Other critics have also questioned whether Kennedy’s broader nostalgic framing of mid-20th century American health holds up under scrutiny.
Public health historians note that life expectancy in 1960 was nearly a decade shorter than it is today and that chronic diseases such as heart disease, cancer, and stroke were already responsible for roughly two out of every three American deaths by the early 1960s, complicating Kennedy’s frequent suggestion that earlier generations were uniformly healthier.
Even so, Kennedy’s allies argue that today’s chronic disease landscape, dominated by ultra-processed foods, sedentary lifestyles, and widespread reliance on pharmaceuticals, represents a genuinely different and more entrenched problem than anything the country faced decades ago, lending urgency to the administration’s nutrition-focused agenda regardless of how earlier eras are remembered.
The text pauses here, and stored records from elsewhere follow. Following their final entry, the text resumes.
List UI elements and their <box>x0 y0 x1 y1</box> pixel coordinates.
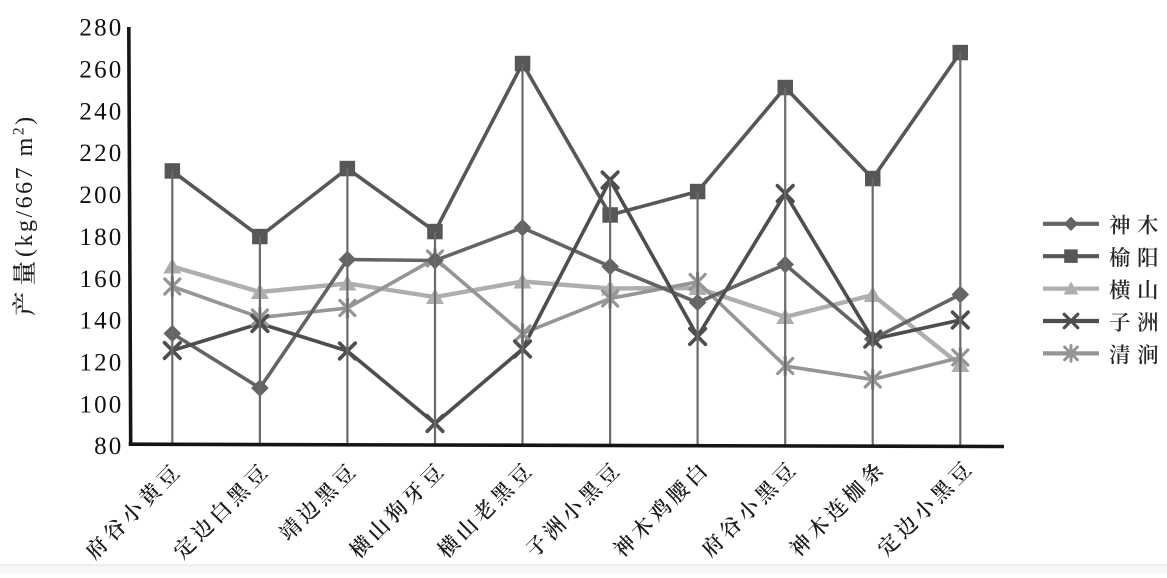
svg-text:100: 100 <box>79 391 123 418</box>
svg-text:200: 200 <box>79 182 123 209</box>
svg-text:180: 180 <box>79 224 123 251</box>
svg-text:280: 280 <box>79 15 123 42</box>
svg-text:260: 260 <box>79 57 123 84</box>
svg-text:220: 220 <box>79 140 123 167</box>
svg-text:240: 240 <box>79 98 123 125</box>
svg-text:140: 140 <box>79 308 123 335</box>
svg-text:160: 160 <box>79 266 123 293</box>
svg-text:80: 80 <box>94 433 123 460</box>
svg-text:(kg/667 m2): (kg/667 m2) <box>11 114 39 257</box>
svg-text:120: 120 <box>79 350 123 377</box>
Roughly two in five American adults remain classified as obese under current body mass index standards, and federal health officials have repeatedly noted that the country remains well above the Healthy People 2030 target of reducing adult obesity prevalence to 36 percent.
Even with a modest recent decline, obesity-related conditions, including type 2 diabetes, hypertension, heart disease, and certain cancers, continue to weigh heavily on the nation’s health care system.